We may wonder what birds may teach us about the truths of life. He also cites the earth itself and fish of the sea. Job does not elaborate extensively. “Who among these does not know,” Job inquires, “that the hand of the Lord has done this, in whose hand is the life of every living thing, and the breath of all mankind?” Are these verses and the remaining verses of chapter 12 merely poetic imagery? Or could humans learn lessons from the birds of the heavens? And what would those lessons be?
Outside my office we have installed an ornamental water fountain which doubles as an avian bird bath and drinking station during the summer. Currently our various neighborhood birds have completed their parenting duties for the year and the permanent winter residents now seem to have banded together for some high sprited fun in addition to satisfying their need for food and water. Groups of mixed bird species sometimes excitedly fly from tree to tree or branch to branch in what seems to be a mysterious, exuberant celebration. The bedlam often ceases as suddenly as it began, only to resume another time.
One recent day our fountain was the locus of action. Within ten minutes seven different bird species visited the fountain. Many were robins, but they were joined by a blue jay, slate colored junco, cedar waxwings, starling, red bellied woodpecker, and several cardinals. In my human wisdom I would not have been bathing in the 36˚F temperature. But the cardinals seemed to enjoy splashing in the cold water with their feathered audience looking on. Most birds merely seemed intent on taking turns quenching their thirst. One exception was provided by two robins 90˚ apart on one level. In addition to drinking they periodically faced each other, opening and closing their bills in unison. Several other robins chased each other around the yard at intervals. What unknown purpose was served by these behaviors?
The blue jay garnered the most respect. He drank alone, having assertively dispersed the other birds for a few moments. Many birds seemed to politely defer to each other. Rarely did more than one or two drink at once. In ten minutes I observed behavioral interactions which could be variously described as joy, excitement, cooperation, submission, caution, assertiveness, aggression, dominance, boldness, and fear. My research provided information on the desirability of helping birds during winter by keeping a water fountain liquid all winter with a submersible heater. Most over-wintering birds seem to manage well without the human provision of feeders. Perhaps providing water is more important. Most important may be the lessons provided for us by the behavior of “birds of the heavens.” Their innate wisdom teaches humans some valuable lessons.

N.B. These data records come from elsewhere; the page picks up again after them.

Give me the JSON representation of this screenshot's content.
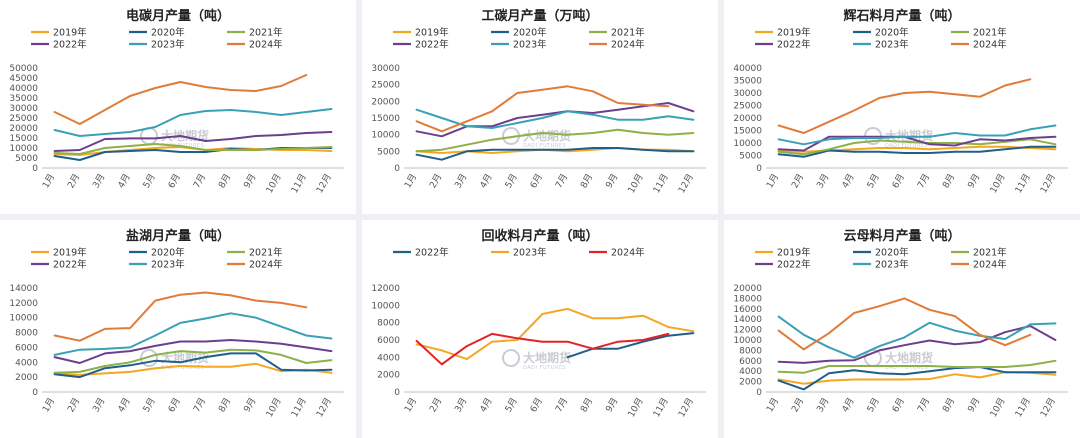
{
  "watermark": {
    "brand": "大地期货",
    "sub": "DADI FUTURES"
  },
  "series_colors": {
    "2019年": "#f5a623",
    "2020年": "#1f5f8b",
    "2021年": "#8db04a",
    "2022年": "#6b3f8e",
    "2023年": "#3aa0b5",
    "2024年": "#e07b39",
    "2024年_red": "#e32227"
  },
  "chart_data": [
    {
      "type": "line",
      "title": "电碳月产量（吨）",
      "categories": [
        "1月",
        "2月",
        "3月",
        "4月",
        "5月",
        "6月",
        "7月",
        "8月",
        "9月",
        "10月",
        "11月",
        "12月"
      ],
      "ylim": [
        0,
        50000
      ],
      "ystep": 5000,
      "legend_position": "top",
      "series": [
        {
          "name": "2019年",
          "color": "#f5a623",
          "values": [
            7000,
            6500,
            8000,
            9000,
            10000,
            10500,
            9000,
            10000,
            9500,
            9000,
            9000,
            8500
          ]
        },
        {
          "name": "2020年",
          "color": "#1f5f8b",
          "values": [
            6000,
            4000,
            8000,
            8500,
            9000,
            8000,
            8000,
            9500,
            9000,
            10000,
            10000,
            10000
          ]
        },
        {
          "name": "2021年",
          "color": "#8db04a",
          "values": [
            7500,
            7000,
            10000,
            11000,
            12000,
            11000,
            9000,
            9000,
            9000,
            9500,
            10000,
            10500
          ]
        },
        {
          "name": "2022年",
          "color": "#6b3f8e",
          "values": [
            8500,
            9000,
            14500,
            14800,
            14800,
            16000,
            13500,
            14500,
            16000,
            16500,
            17500,
            18000
          ]
        },
        {
          "name": "2023年",
          "color": "#3aa0b5",
          "values": [
            19000,
            16000,
            17000,
            18000,
            20500,
            26500,
            28500,
            29000,
            28000,
            26500,
            28000,
            29500
          ]
        },
        {
          "name": "2024年",
          "color": "#e07b39",
          "values": [
            28000,
            22000,
            29000,
            36000,
            40000,
            43000,
            40500,
            39000,
            38500,
            41000,
            46500,
            null
          ]
        }
      ]
    },
    {
      "type": "line",
      "title": "工碳月产量（万吨）",
      "categories": [
        "1月",
        "2月",
        "3月",
        "4月",
        "5月",
        "6月",
        "7月",
        "8月",
        "9月",
        "10月",
        "11月",
        "12月"
      ],
      "ylim": [
        0,
        30000
      ],
      "ystep": 5000,
      "legend_position": "top",
      "series": [
        {
          "name": "2019年",
          "color": "#f5a623",
          "values": [
            5000,
            4500,
            5000,
            4500,
            5000,
            5500,
            5000,
            5500,
            6000,
            5500,
            5500,
            5000
          ]
        },
        {
          "name": "2020年",
          "color": "#1f5f8b",
          "values": [
            4000,
            2500,
            5000,
            5500,
            5500,
            5500,
            5500,
            6000,
            6000,
            5500,
            5000,
            5000
          ]
        },
        {
          "name": "2021年",
          "color": "#8db04a",
          "values": [
            5000,
            5500,
            7000,
            8500,
            9500,
            10500,
            10000,
            10500,
            11500,
            10500,
            10000,
            10500
          ]
        },
        {
          "name": "2022年",
          "color": "#6b3f8e",
          "values": [
            11000,
            9500,
            12500,
            12500,
            15000,
            16000,
            17000,
            16500,
            17500,
            18500,
            19500,
            17000
          ]
        },
        {
          "name": "2023年",
          "color": "#3aa0b5",
          "values": [
            17500,
            15000,
            12500,
            12000,
            13500,
            15000,
            17000,
            16000,
            14500,
            14500,
            15500,
            14500
          ]
        },
        {
          "name": "2024年",
          "color": "#e07b39",
          "values": [
            14000,
            11000,
            14000,
            17000,
            22500,
            23500,
            24500,
            23000,
            19500,
            19000,
            18500,
            null
          ]
        }
      ]
    },
    {
      "type": "line",
      "title": "辉石料月产量（吨）",
      "categories": [
        "1月",
        "2月",
        "3月",
        "4月",
        "5月",
        "6月",
        "7月",
        "8月",
        "9月",
        "10月",
        "11月",
        "12月"
      ],
      "ylim": [
        0,
        40000
      ],
      "ystep": 5000,
      "legend_position": "top",
      "series": [
        {
          "name": "2019年",
          "color": "#f5a623",
          "values": [
            7000,
            6500,
            7000,
            7500,
            8000,
            8000,
            7500,
            8000,
            8500,
            8500,
            8000,
            7500
          ]
        },
        {
          "name": "2020年",
          "color": "#1f5f8b",
          "values": [
            5500,
            4500,
            7000,
            6500,
            6500,
            6000,
            6000,
            6500,
            6500,
            7500,
            8500,
            8500
          ]
        },
        {
          "name": "2021年",
          "color": "#8db04a",
          "values": [
            6500,
            5500,
            7500,
            10000,
            11000,
            10500,
            10000,
            10000,
            9500,
            10500,
            11500,
            9500
          ]
        },
        {
          "name": "2022年",
          "color": "#6b3f8e",
          "values": [
            7500,
            7000,
            12500,
            12500,
            12500,
            12500,
            9500,
            9000,
            11500,
            11000,
            12000,
            12500
          ]
        },
        {
          "name": "2023年",
          "color": "#3aa0b5",
          "values": [
            11500,
            9500,
            11500,
            12000,
            12000,
            12500,
            12500,
            14000,
            13000,
            13000,
            15500,
            17000
          ]
        },
        {
          "name": "2024年",
          "color": "#e07b39",
          "values": [
            17000,
            14000,
            18500,
            23000,
            28000,
            30000,
            30500,
            29500,
            28500,
            33000,
            35500,
            null
          ]
        }
      ]
    },
    {
      "type": "line",
      "title": "盐湖月产量（吨）",
      "categories": [
        "1月",
        "2月",
        "3月",
        "4月",
        "5月",
        "6月",
        "7月",
        "8月",
        "9月",
        "10月",
        "11月",
        "12月"
      ],
      "ylim": [
        0,
        14000
      ],
      "ystep": 2000,
      "legend_position": "top",
      "series": [
        {
          "name": "2019年",
          "color": "#f5a623",
          "values": [
            2500,
            2300,
            2500,
            2700,
            3200,
            3500,
            3400,
            3400,
            3800,
            2800,
            3000,
            2600
          ]
        },
        {
          "name": "2020年",
          "color": "#1f5f8b",
          "values": [
            2400,
            2000,
            3200,
            3600,
            4200,
            4000,
            4700,
            5200,
            5200,
            3000,
            2900,
            3000
          ]
        },
        {
          "name": "2021年",
          "color": "#8db04a",
          "values": [
            2600,
            2700,
            3500,
            4000,
            5000,
            5500,
            5300,
            5700,
            5600,
            5000,
            3900,
            4300
          ]
        },
        {
          "name": "2022年",
          "color": "#6b3f8e",
          "values": [
            4700,
            3900,
            5200,
            5500,
            6200,
            6800,
            6800,
            7000,
            6800,
            6500,
            6000,
            5500
          ]
        },
        {
          "name": "2023年",
          "color": "#3aa0b5",
          "values": [
            5000,
            5700,
            5800,
            6000,
            7600,
            9300,
            9900,
            10600,
            10000,
            8800,
            7600,
            7200
          ]
        },
        {
          "name": "2024年",
          "color": "#e07b39",
          "values": [
            7600,
            6900,
            8500,
            8600,
            12300,
            13100,
            13400,
            13000,
            12300,
            12000,
            11400,
            null
          ]
        }
      ]
    },
    {
      "type": "line",
      "title": "回收料月产量（吨）",
      "categories": [
        "1月",
        "2月",
        "3月",
        "4月",
        "5月",
        "6月",
        "7月",
        "8月",
        "9月",
        "10月",
        "11月",
        "12月"
      ],
      "ylim": [
        0,
        12000
      ],
      "ystep": 2000,
      "legend_position": "top",
      "series": [
        {
          "name": "2022年",
          "color": "#1f5f8b",
          "values": [
            null,
            null,
            null,
            null,
            null,
            null,
            4000,
            5000,
            5000,
            5800,
            6500,
            6800
          ]
        },
        {
          "name": "2023年",
          "color": "#f5a623",
          "values": [
            5500,
            4800,
            3800,
            5800,
            6000,
            9000,
            9600,
            8500,
            8500,
            8800,
            7500,
            7000
          ]
        },
        {
          "name": "2024年",
          "color": "#e32227",
          "values": [
            5900,
            3200,
            5300,
            6700,
            6200,
            5800,
            5800,
            5000,
            5800,
            6000,
            6700,
            null
          ]
        }
      ]
    },
    {
      "type": "line",
      "title": "云母料月产量（吨）",
      "categories": [
        "1月",
        "2月",
        "3月",
        "4月",
        "5月",
        "6月",
        "7月",
        "8月",
        "9月",
        "10月",
        "11月",
        "12月"
      ],
      "ylim": [
        0,
        20000
      ],
      "ystep": 2000,
      "legend_position": "top",
      "series": [
        {
          "name": "2019年",
          "color": "#f5a623",
          "values": [
            2400,
            1600,
            2200,
            2400,
            2400,
            2400,
            2500,
            3400,
            2800,
            3800,
            3700,
            3300
          ]
        },
        {
          "name": "2020年",
          "color": "#1f5f8b",
          "values": [
            2200,
            500,
            3600,
            4200,
            3600,
            3400,
            4000,
            4600,
            4800,
            3800,
            3800,
            3800
          ]
        },
        {
          "name": "2021年",
          "color": "#8db04a",
          "values": [
            3900,
            3700,
            5000,
            5000,
            5000,
            5000,
            5000,
            4800,
            4800,
            4800,
            5200,
            6000
          ]
        },
        {
          "name": "2022年",
          "color": "#6b3f8e",
          "values": [
            5800,
            5600,
            6000,
            6100,
            8000,
            9000,
            9900,
            9200,
            9600,
            11500,
            12700,
            10000
          ]
        },
        {
          "name": "2023年",
          "color": "#3aa0b5",
          "values": [
            14500,
            11000,
            8600,
            6600,
            8800,
            10500,
            13300,
            11800,
            10800,
            10200,
            13000,
            13200
          ]
        },
        {
          "name": "2024年",
          "color": "#e07b39",
          "values": [
            11800,
            8200,
            11300,
            15200,
            16500,
            18000,
            15800,
            14600,
            11000,
            9000,
            11000,
            null
          ]
        }
      ]
    }
  ]
}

We learn from wild creatures by systematically observing their activities. The familiar verse in Matthew reminds us that wild animals’ innate wisdom is supplied by God Himself: “Look at the birds of the air, that they do not sow, nor reap nor gather into barns, and yet your heavenly Father feeds them. Are you not worth much more than they?” Evidence that our Father values us more highly is plentiful, including our intellectual capacity to provide for our own needs in ways animals cannot. The inherent wisdom of animals, however, provides humans with much food for thought. The exuberant autumn antics of our neighborhood birds are a gift of the provident Creator, both to the birds and to us.
In a broad sense, we may say that the tutorial provided by our feathered neighbors is a lesson from natural theology--a human lesson drawn from our “reason and ordinary experience” which points to the existence and actions of a divine Being. Science and natural theology are different pathways to realities of how the natural world works, including the scientific question of causes. Most professional scientists are willing to stop off at a naturalistic explanation for fascinating everyday phenomena we observe, consigning any hint of a theological implication to religionists. The problem of separation constructed between science and religion is known as the demarcation problem. It is hotly debated by scientists who wish to preserve the naturalistic purity of science unencumbered by any theological implication.
Multiple passages in scripture tilt us toward contemplation of the deeper theological significance of things we observe in the natural world. As I watched seven distinctly different bird species cavorting around my water fountain, I admired the unique beauty of each one along with their distinctive mannerisms. For me, explaining their physical beauty and behavior entirely by naturalistic reductionism amounts to an absurdity. I highly respect the methods of science which aid me in understanding beauty and behavior. In most instances science provides an entirely adequate account. Contemplating deeper theological significance, however, enhances our understanding and enjoyment of the reality of the Creator and His relationship with the created order.